Duas semanas que não parava de fumar ou balançar os pés nervosamente, duas semanas que evitava a garota, duas semanas que se excitava com os pensamentos impuros que antes tivera. O que eu deveria fazer? Era uma ótima pergunta. Altagraça se sentia como uma prisioneira dentro de sua própria casa, não podendo sair do quarto, ou melhor, da cela.

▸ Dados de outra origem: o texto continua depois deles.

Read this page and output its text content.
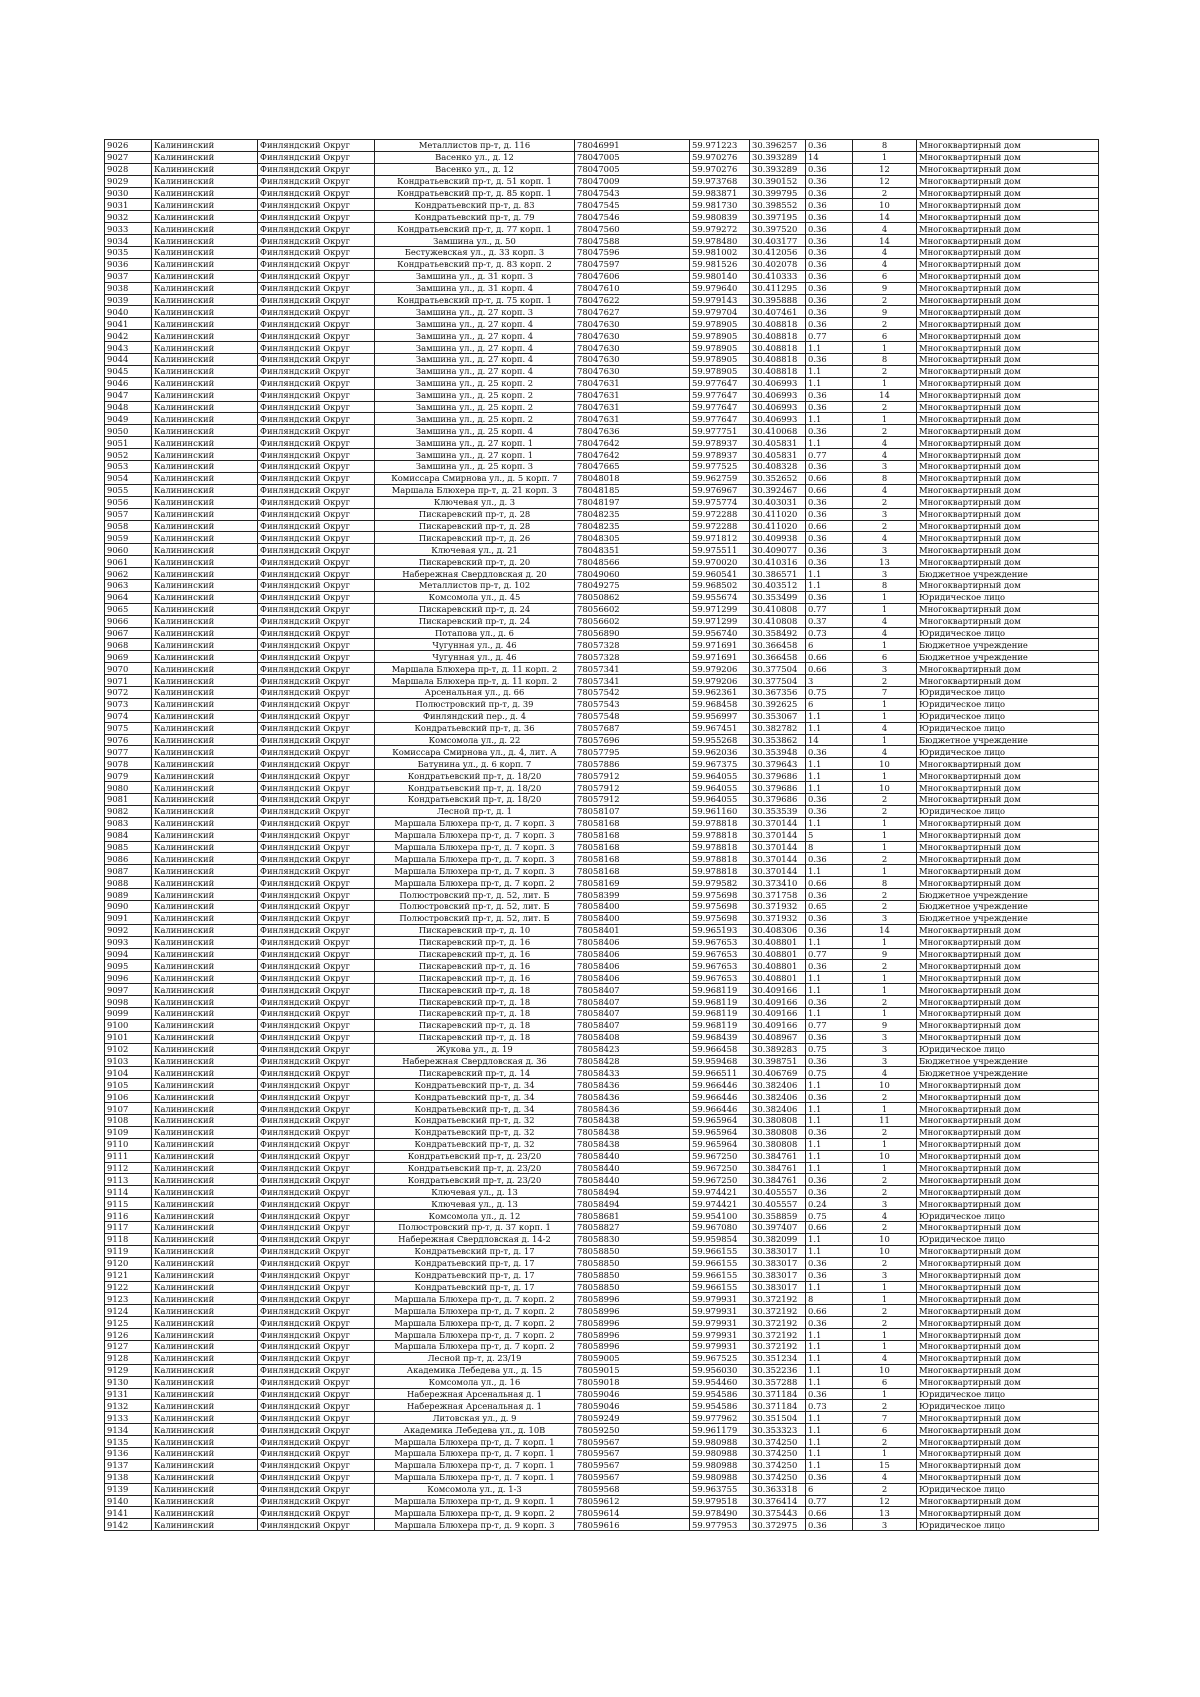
9026	Калининский	Финляндский Округ	Металлистов пр-т, д. 116	78046991	59.971223	30.396257	0.36	8	Многоквартирный дом
9027	Калининский	Финляндский Округ	Васенко ул., д. 12	78047005	59.970276	30.393289	14	1	Многоквартирный дом
9028	Калининский	Финляндский Округ	Васенко ул., д. 12	78047005	59.970276	30.393289	0.36	12	Многоквартирный дом
9029	Калининский	Финляндский Округ	Кондратьевский пр-т, д. 51 корп. 1	78047009	59.973768	30.390152	0.36	12	Многоквартирный дом
9030	Калининский	Финляндский Округ	Кондратьевский пр-т, д. 85 корп. 1	78047543	59.983871	30.399795	0.36	2	Многоквартирный дом
9031	Калининский	Финляндский Округ	Кондратьевский пр-т, д. 83	78047545	59.981730	30.398552	0.36	10	Многоквартирный дом
9032	Калининский	Финляндский Округ	Кондратьевский пр-т, д. 79	78047546	59.980839	30.397195	0.36	14	Многоквартирный дом
9033	Калининский	Финляндский Округ	Кондратьевский пр-т, д. 77 корп. 1	78047560	59.979272	30.397520	0.36	4	Многоквартирный дом
9034	Калининский	Финляндский Округ	Замшина ул., д. 50	78047588	59.978480	30.403177	0.36	14	Многоквартирный дом
9035	Калининский	Финляндский Округ	Бестужевская ул., д. 33 корп. 3	78047596	59.981002	30.412056	0.36	4	Многоквартирный дом
9036	Калининский	Финляндский Округ	Кондратьевский пр-т, д. 83 корп. 2	78047597	59.981526	30.402078	0.36	4	Многоквартирный дом
9037	Калининский	Финляндский Округ	Замшина ул., д. 31 корп. 3	78047606	59.980140	30.410333	0.36	6	Многоквартирный дом
9038	Калининский	Финляндский Округ	Замшина ул., д. 31 корп. 4	78047610	59.979640	30.411295	0.36	9	Многоквартирный дом
9039	Калининский	Финляндский Округ	Кондратьевский пр-т, д. 75 корп. 1	78047622	59.979143	30.395888	0.36	2	Многоквартирный дом
9040	Калининский	Финляндский Округ	Замшина ул., д. 27 корп. 3	78047627	59.979704	30.407461	0.36	9	Многоквартирный дом
9041	Калининский	Финляндский Округ	Замшина ул., д. 27 корп. 4	78047630	59.978905	30.408818	0.36	2	Многоквартирный дом
9042	Калининский	Финляндский Округ	Замшина ул., д. 27 корп. 4	78047630	59.978905	30.408818	0.77	6	Многоквартирный дом
9043	Калининский	Финляндский Округ	Замшина ул., д. 27 корп. 4	78047630	59.978905	30.408818	1.1	1	Многоквартирный дом
9044	Калининский	Финляндский Округ	Замшина ул., д. 27 корп. 4	78047630	59.978905	30.408818	0.36	8	Многоквартирный дом
9045	Калининский	Финляндский Округ	Замшина ул., д. 27 корп. 4	78047630	59.978905	30.408818	1.1	2	Многоквартирный дом
9046	Калининский	Финляндский Округ	Замшина ул., д. 25 корп. 2	78047631	59.977647	30.406993	1.1	1	Многоквартирный дом
9047	Калининский	Финляндский Округ	Замшина ул., д. 25 корп. 2	78047631	59.977647	30.406993	0.36	14	Многоквартирный дом
9048	Калининский	Финляндский Округ	Замшина ул., д. 25 корп. 2	78047631	59.977647	30.406993	0.36	2	Многоквартирный дом
9049	Калининский	Финляндский Округ	Замшина ул., д. 25 корп. 2	78047631	59.977647	30.406993	1.1	1	Многоквартирный дом
9050	Калининский	Финляндский Округ	Замшина ул., д. 25 корп. 4	78047636	59.977751	30.410068	0.36	2	Многоквартирный дом
9051	Калининский	Финляндский Округ	Замшина ул., д. 27 корп. 1	78047642	59.978937	30.405831	1.1	4	Многоквартирный дом
9052	Калининский	Финляндский Округ	Замшина ул., д. 27 корп. 1	78047642	59.978937	30.405831	0.77	4	Многоквартирный дом
9053	Калининский	Финляндский Округ	Замшина ул., д. 25 корп. 3	78047665	59.977525	30.408328	0.36	3	Многоквартирный дом
9054	Калининский	Финляндский Округ	Комиссара Смирнова ул., д. 5 корп. 7	78048018	59.962759	30.352652	0.66	8	Многоквартирный дом
9055	Калининский	Финляндский Округ	Маршала Блюхера пр-т, д. 21 корп. 3	78048185	59.976967	30.392467	0.66	4	Многоквартирный дом
9056	Калининский	Финляндский Округ	Ключевая ул., д. 3	78048197	59.975774	30.403031	0.36	2	Многоквартирный дом
9057	Калининский	Финляндский Округ	Пискаревский пр-т, д. 28	78048235	59.972288	30.411020	0.36	3	Многоквартирный дом
9058	Калининский	Финляндский Округ	Пискаревский пр-т, д. 28	78048235	59.972288	30.411020	0.66	2	Многоквартирный дом
9059	Калининский	Финляндский Округ	Пискаревский пр-т, д. 26	78048305	59.971812	30.409938	0.36	4	Многоквартирный дом
9060	Калининский	Финляндский Округ	Ключевая ул., д. 21	78048351	59.975511	30.409077	0.36	3	Многоквартирный дом
9061	Калининский	Финляндский Округ	Пискаревский пр-т, д. 20	78048566	59.970020	30.410316	0.36	13	Многоквартирный дом
9062	Калининский	Финляндский Округ	Набережная Свердловская д. 20	78049060	59.960541	30.386571	1.1	3	Бюджетное учреждение
9063	Калининский	Финляндский Округ	Металлистов пр-т, д. 102	78049275	59.968502	30.403512	1.1	8	Многоквартирный дом
9064	Калининский	Финляндский Округ	Комсомола ул., д. 45	78050862	59.955674	30.353499	0.36	1	Юридическое лицо
9065	Калининский	Финляндский Округ	Пискаревский пр-т, д. 24	78056602	59.971299	30.410808	0.77	1	Многоквартирный дом
9066	Калининский	Финляндский Округ	Пискаревский пр-т, д. 24	78056602	59.971299	30.410808	0.37	4	Многоквартирный дом
9067	Калининский	Финляндский Округ	Потапова ул., д. 6	78056890	59.956740	30.358492	0.73	4	Юридическое лицо
9068	Калининский	Финляндский Округ	Чугунная ул., д. 46	78057328	59.971691	30.366458	6	1	Бюджетное учреждение
9069	Калининский	Финляндский Округ	Чугунная ул., д. 46	78057328	59.971691	30.366458	0.66	6	Бюджетное учреждение
9070	Калининский	Финляндский Округ	Маршала Блюхера пр-т, д. 11 корп. 2	78057341	59.979206	30.377504	0.66	3	Многоквартирный дом
9071	Калининский	Финляндский Округ	Маршала Блюхера пр-т, д. 11 корп. 2	78057341	59.979206	30.377504	3	2	Многоквартирный дом
9072	Калининский	Финляндский Округ	Арсенальная ул., д. 66	78057542	59.962361	30.367356	0.75	7	Юридическое лицо
9073	Калининский	Финляндский Округ	Полюстровский пр-т, д. 39	78057543	59.968458	30.392625	6	1	Юридическое лицо
9074	Калининский	Финляндский Округ	Финляндский пер., д. 4	78057548	59.956997	30.353067	1.1	1	Юридическое лицо
9075	Калининский	Финляндский Округ	Кондратьевский пр-т, д. 36	78057687	59.967451	30.382782	1.1	4	Юридическое лицо
9076	Калининский	Финляндский Округ	Комсомола ул., д. 22	78057696	59.955268	30.353862	14	1	Бюджетное учреждение
9077	Калининский	Финляндский Округ	Комиссара Смирнова ул., д. 4, лит. А	78057795	59.962036	30.353948	0.36	4	Юридическое лицо
9078	Калининский	Финляндский Округ	Батунина ул., д. 6 корп. 7	78057886	59.967375	30.379643	1.1	10	Многоквартирный дом
9079	Калининский	Финляндский Округ	Кондратьевский пр-т, д. 18/20	78057912	59.964055	30.379686	1.1	1	Многоквартирный дом
9080	Калининский	Финляндский Округ	Кондратьевский пр-т, д. 18/20	78057912	59.964055	30.379686	1.1	10	Многоквартирный дом
9081	Калининский	Финляндский Округ	Кондратьевский пр-т, д. 18/20	78057912	59.964055	30.379686	0.36	2	Многоквартирный дом
9082	Калининский	Финляндский Округ	Лесной пр-т, д. 1	78058107	59.961160	30.353539	0.36	2	Юридическое лицо
9083	Калининский	Финляндский Округ	Маршала Блюхера пр-т, д. 7 корп. 3	78058168	59.978818	30.370144	1.1	1	Многоквартирный дом
9084	Калининский	Финляндский Округ	Маршала Блюхера пр-т, д. 7 корп. 3	78058168	59.978818	30.370144	5	1	Многоквартирный дом
9085	Калининский	Финляндский Округ	Маршала Блюхера пр-т, д. 7 корп. 3	78058168	59.978818	30.370144	8	1	Многоквартирный дом
9086	Калининский	Финляндский Округ	Маршала Блюхера пр-т, д. 7 корп. 3	78058168	59.978818	30.370144	0.36	2	Многоквартирный дом
9087	Калининский	Финляндский Округ	Маршала Блюхера пр-т, д. 7 корп. 3	78058168	59.978818	30.370144	1.1	1	Многоквартирный дом
9088	Калининский	Финляндский Округ	Маршала Блюхера пр-т, д. 7 корп. 2	78058169	59.979582	30.373410	0.66	8	Многоквартирный дом
9089	Калининский	Финляндский Округ	Полюстровский пр-т, д. 52, лит. Б	78058399	59.975698	30.371758	0.36	2	Бюджетное учреждение
9090	Калининский	Финляндский Округ	Полюстровский пр-т, д. 52, лит. Б	78058400	59.975698	30.371932	0.65	2	Бюджетное учреждение
9091	Калининский	Финляндский Округ	Полюстровский пр-т, д. 52, лит. Б	78058400	59.975698	30.371932	0.36	3	Бюджетное учреждение
9092	Калининский	Финляндский Округ	Пискаревский пр-т, д. 10	78058401	59.965193	30.408306	0.36	14	Многоквартирный дом
9093	Калининский	Финляндский Округ	Пискаревский пр-т, д. 16	78058406	59.967653	30.408801	1.1	1	Многоквартирный дом
9094	Калининский	Финляндский Округ	Пискаревский пр-т, д. 16	78058406	59.967653	30.408801	0.77	9	Многоквартирный дом
9095	Калининский	Финляндский Округ	Пискаревский пр-т, д. 16	78058406	59.967653	30.408801	0.36	2	Многоквартирный дом
9096	Калининский	Финляндский Округ	Пискаревский пр-т, д. 16	78058406	59.967653	30.408801	1.1	1	Многоквартирный дом
9097	Калининский	Финляндский Округ	Пискаревский пр-т, д. 18	78058407	59.968119	30.409166	1.1	1	Многоквартирный дом
9098	Калининский	Финляндский Округ	Пискаревский пр-т, д. 18	78058407	59.968119	30.409166	0.36	2	Многоквартирный дом
9099	Калининский	Финляндский Округ	Пискаревский пр-т, д. 18	78058407	59.968119	30.409166	1.1	1	Многоквартирный дом
9100	Калининский	Финляндский Округ	Пискаревский пр-т, д. 18	78058407	59.968119	30.409166	0.77	9	Многоквартирный дом
9101	Калининский	Финляндский Округ	Пискаревский пр-т, д. 18	78058408	59.968439	30.408967	0.36	3	Многоквартирный дом
9102	Калининский	Финляндский Округ	Жукова ул., д. 19	78058423	59.966458	30.389283	0.75	3	Юридическое лицо
9103	Калининский	Финляндский Округ	Набережная Свердловская д. 36	78058428	59.959468	30.398751	0.36	3	Бюджетное учреждение
9104	Калининский	Финляндский Округ	Пискаревский пр-т, д. 14	78058433	59.966511	30.406769	0.75	4	Бюджетное учреждение
9105	Калининский	Финляндский Округ	Кондратьевский пр-т, д. 34	78058436	59.966446	30.382406	1.1	10	Многоквартирный дом
9106	Калининский	Финляндский Округ	Кондратьевский пр-т, д. 34	78058436	59.966446	30.382406	0.36	2	Многоквартирный дом
9107	Калининский	Финляндский Округ	Кондратьевский пр-т, д. 34	78058436	59.966446	30.382406	1.1	1	Многоквартирный дом
9108	Калининский	Финляндский Округ	Кондратьевский пр-т, д. 32	78058438	59.965964	30.380808	1.1	11	Многоквартирный дом
9109	Калининский	Финляндский Округ	Кондратьевский пр-т, д. 32	78058438	59.965964	30.380808	0.36	2	Многоквартирный дом
9110	Калининский	Финляндский Округ	Кондратьевский пр-т, д. 32	78058438	59.965964	30.380808	1.1	1	Многоквартирный дом
9111	Калининский	Финляндский Округ	Кондратьевский пр-т, д. 23/20	78058440	59.967250	30.384761	1.1	10	Многоквартирный дом
9112	Калининский	Финляндский Округ	Кондратьевский пр-т, д. 23/20	78058440	59.967250	30.384761	1.1	1	Многоквартирный дом
9113	Калининский	Финляндский Округ	Кондратьевский пр-т, д. 23/20	78058440	59.967250	30.384761	0.36	2	Многоквартирный дом
9114	Калининский	Финляндский Округ	Ключевая ул., д. 13	78058494	59.974421	30.405557	0.36	2	Многоквартирный дом
9115	Калининский	Финляндский Округ	Ключевая ул., д. 13	78058494	59.974421	30.405557	0.24	3	Многоквартирный дом
9116	Калининский	Финляндский Округ	Комсомола ул., д. 12	78058681	59.954100	30.358859	0.75	4	Юридическое лицо
9117	Калининский	Финляндский Округ	Полюстровский пр-т, д. 37 корп. 1	78058827	59.967080	30.397407	0.66	2	Многоквартирный дом
9118	Калининский	Финляндский Округ	Набережная Свердловская д. 14-2	78058830	59.959854	30.382099	1.1	10	Юридическое лицо
9119	Калининский	Финляндский Округ	Кондратьевский пр-т, д. 17	78058850	59.966155	30.383017	1.1	10	Многоквартирный дом
9120	Калининский	Финляндский Округ	Кондратьевский пр-т, д. 17	78058850	59.966155	30.383017	0.36	2	Многоквартирный дом
9121	Калининский	Финляндский Округ	Кондратьевский пр-т, д. 17	78058850	59.966155	30.383017	0.36	3	Многоквартирный дом
9122	Калининский	Финляндский Округ	Кондратьевский пр-т, д. 17	78058850	59.966155	30.383017	1.1	1	Многоквартирный дом
9123	Калининский	Финляндский Округ	Маршала Блюхера пр-т, д. 7 корп. 2	78058996	59.979931	30.372192	8	1	Многоквартирный дом
9124	Калининский	Финляндский Округ	Маршала Блюхера пр-т, д. 7 корп. 2	78058996	59.979931	30.372192	0.66	2	Многоквартирный дом
9125	Калининский	Финляндский Округ	Маршала Блюхера пр-т, д. 7 корп. 2	78058996	59.979931	30.372192	0.36	2	Многоквартирный дом
9126	Калининский	Финляндский Округ	Маршала Блюхера пр-т, д. 7 корп. 2	78058996	59.979931	30.372192	1.1	1	Многоквартирный дом
9127	Калининский	Финляндский Округ	Маршала Блюхера пр-т, д. 7 корп. 2	78058996	59.979931	30.372192	1.1	1	Многоквартирный дом
9128	Калининский	Финляндский Округ	Лесной пр-т, д. 23/19	78059005	59.967525	30.351234	1.1	4	Многоквартирный дом
9129	Калининский	Финляндский Округ	Академика Лебедева ул., д. 15	78059015	59.956030	30.352236	1.1	10	Многоквартирный дом
9130	Калининский	Финляндский Округ	Комсомола ул., д. 16	78059018	59.954460	30.357288	1.1	6	Многоквартирный дом
9131	Калининский	Финляндский Округ	Набережная Арсенальная д. 1	78059046	59.954586	30.371184	0.36	1	Юридическое лицо
9132	Калининский	Финляндский Округ	Набережная Арсенальная д. 1	78059046	59.954586	30.371184	0.73	2	Юридическое лицо
9133	Калининский	Финляндский Округ	Литовская ул., д. 9	78059249	59.977962	30.351504	1.1	7	Многоквартирный дом
9134	Калининский	Финляндский Округ	Академика Лебедева ул., д. 10В	78059250	59.961179	30.353323	1.1	6	Многоквартирный дом
9135	Калининский	Финляндский Округ	Маршала Блюхера пр-т, д. 7 корп. 1	78059567	59.980988	30.374250	1.1	2	Многоквартирный дом
9136	Калининский	Финляндский Округ	Маршала Блюхера пр-т, д. 7 корп. 1	78059567	59.980988	30.374250	1.1	1	Многоквартирный дом
9137	Калининский	Финляндский Округ	Маршала Блюхера пр-т, д. 7 корп. 1	78059567	59.980988	30.374250	1.1	15	Многоквартирный дом
9138	Калининский	Финляндский Округ	Маршала Блюхера пр-т, д. 7 корп. 1	78059567	59.980988	30.374250	0.36	4	Многоквартирный дом
9139	Калининский	Финляндский Округ	Комсомола ул., д. 1-3	78059568	59.963755	30.363318	6	2	Юридическое лицо
9140	Калининский	Финляндский Округ	Маршала Блюхера пр-т, д. 9 корп. 1	78059612	59.979518	30.376414	0.77	12	Многоквартирный дом
9141	Калининский	Финляндский Округ	Маршала Блюхера пр-т, д. 9 корп. 2	78059614	59.978490	30.375443	0.66	13	Многоквартирный дом
9142	Калининский	Финляндский Округ	Маршала Блюхера пр-т, д. 9 корп. 3	78059616	59.977953	30.372975	0.36	3	Юридическое лицо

Fazia tempo que não passava algum tempo com seus filhos, eles estavam crescendo tão rápido e se tornando meninos valentes. Pensava em José, e em como havia sido inocente de confiar nele. Amava seus meninos, porém faria diferente se tivesse chance. Talvez entraria em uma escola e aprenderia a ler e a escrever. Alberto havia lhe ensinado, e fora muito difícil aprender depois de "velha", mas foi fácil segurar uma arma e apertar um gatilho. O crime compensa, se bem feito, é claro.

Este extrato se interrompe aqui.